3.3. Functional Implications of LIPSS-Modified PI Films for Wettability Control

To evaluate the functional influence of the laser-induced periodic surface structures (LIPSSs), we investigated changes in the surface wettability and chemistry of the modified PI films (Figure 9).

Figure 10 shows the measured water contact angles under different laser processing conditions. The untreated PI film exhibited a contact angle of 73.7°, indicating mild hydrophilicity. After laser modification, the contact angle significantly decreased in all samples. The lowest angle was measured as 19.7° in the sample treated with a pulse number of 12,000 and a fluence of 14.01 mJ/cm²—corresponding to the condition where ripple structures were the most regular and deepest.

The observed changes in wettability are attributed not only to surface morphology but also to the modified surface chemistry. Energy-dispersive X-ray spectroscopy (EDS) analysis (

Table 1. Chemical composition comparison of untreated PI and laser-structured sample (sample 4-3).

Sample	C (at%)	N (at%)	O (at%)	O/C (%)	N/C (%)
Pristine PI	59.89	8.13	31.97	53.38	13.57
Sample 4-3	54.83	12.43	32.74	59.71	22.67

) indicates an increase in oxygen and nitrogen content after laser treatment, likely due to the formation of C–O and C–N groups. These polar functionalities are known to enhance hydrophilicity.

These results suggest that laser-induced periodic nanostructures offer an effective and reproducible route for tailoring the surface properties of PI films. The ability to enhance hydrophilicity in a controlled manner is of great value for applications such as biointerface engineering (e.g., cell adhesion regulation), microfluidic surface modification, and sensor substrates.

4. Conclusions

In this work, we employed a KrF excimer laser (248 nm) with a custom-designed optical path system to systematically investigate the effects of pulse number and energy density on the formation of laser-induced periodic surface structures (LIPSSs) on polyimide (PI) films. Under a laser frequency of 10 Hz and normal incidence (90°), ripple-like periodic micro/nanostructures with a spatial period of approximately 200 nm were successfully fabricated within an energy density range of 7–14 mJ/cm² and pulse number range of 6000–15,000.

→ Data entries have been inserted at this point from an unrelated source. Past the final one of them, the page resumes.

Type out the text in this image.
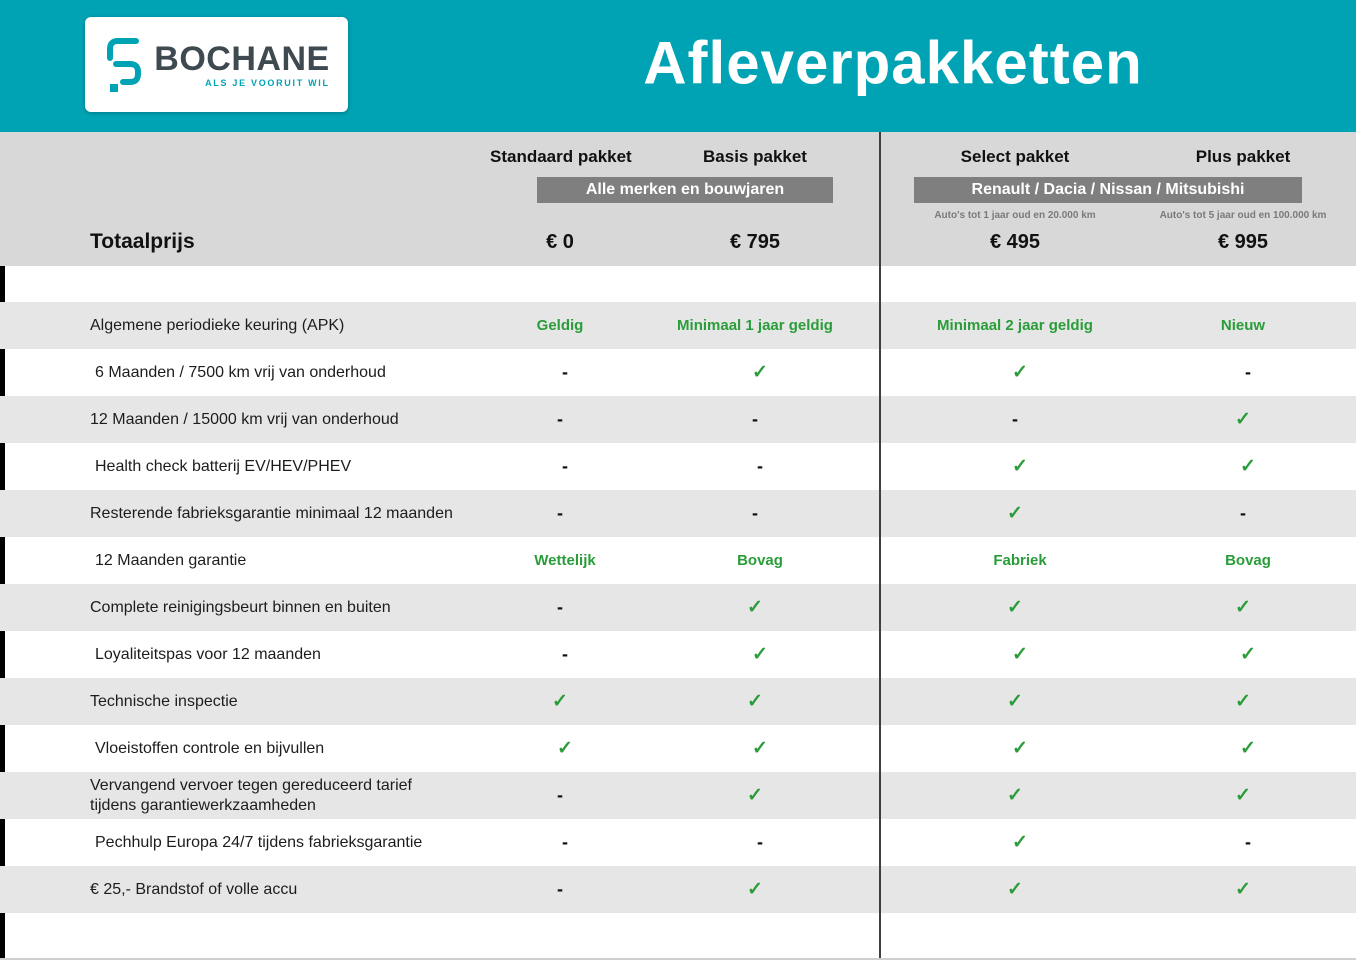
BOCHANE
ALS JE VOORUIT WIL	Afleverpakketten
Standaard pakket	Basis pakket	Select pakket	Plus pakket
Alle merken en bouwjaren	Renault / Dacia / Nissan / Mitsubishi
Auto's tot 1 jaar oud en 20.000 km	Auto's tot 5 jaar oud en 100.000 km
Totaalprijs	€ 0	€ 795	€ 495	€ 995
Algemene periodieke keuring (APK)	Geldig	Minimaal 1 jaar geldig	Minimaal 2 jaar geldig	Nieuw
6 Maanden / 7500 km vrij van onderhoud	-	✓	✓	-
12 Maanden / 15000 km vrij van onderhoud	-	-	-	✓
Health check batterij EV/HEV/PHEV	-	-	✓	✓
Resterende fabrieksgarantie minimaal 12 maanden	-	-	✓	-
12 Maanden garantie	Wettelijk	Bovag	Fabriek	Bovag
Complete reinigingsbeurt binnen en buiten	-	✓	✓	✓
Loyaliteitspas voor 12 maanden	-	✓	✓	✓
Technische inspectie	✓	✓	✓	✓
Vloeistoffen controle en bijvullen	✓	✓	✓	✓
Vervangend vervoer tegen gereduceerd tarief tijdens garantiewerkzaamheden	-	✓	✓	✓
Pechhulp Europa 24/7 tijdens fabrieksgarantie	-	-	✓	-
€ 25,- Brandstof of volle accu	-	✓	✓	✓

The results demonstrate that both pulse number and fluence strongly affect the morphology and surface roughness of the PI films. The ripple depth and roughness initially increase with increasing energy input, reaching a maximum at 12,000 pulses and 14.01 mJ/cm². This behavior is attributed to cumulative photothermal effects, where repeated irradiation raises the local temperature above the glass transition threshold, enhancing polymer chain mobility and enabling periodic material rearrangement. Beyond this optimal condition, excessive energy leads to thermal degradation, surface melting, and ripple collapse, resulting in a decrease in structural definition. The formation of LIPSSs is primarily governed by the interference between the incident laser beam and surface-scattered waves, producing a periodic energy modulation that drives self-organized structuring. In polyimide, the mechanism is further dominated by photothermal softening rather than melting, making it highly sensitive to laser parameters. The orientation of the ripples remains perpendicular to the laser polarization, confirming their classification as low-spatial-frequency LIPSSs (LSFLs). Additionally, tree-like bifurcated ripple patterns were observed near surface protrusions. These features are likely caused by local field enhancement at height irregularities, which distorts the interference field and leads to bifurcated energy deposition patterns.

This study establishes a reproducible and scalable method for generating well-ordered LIPSSs on polymer substrates using ultraviolet nanosecond lasers. The results offer valuable insights for the surface engineering of polymeric materials with potential applications in flexible electronics, wetting control, and biointerface design.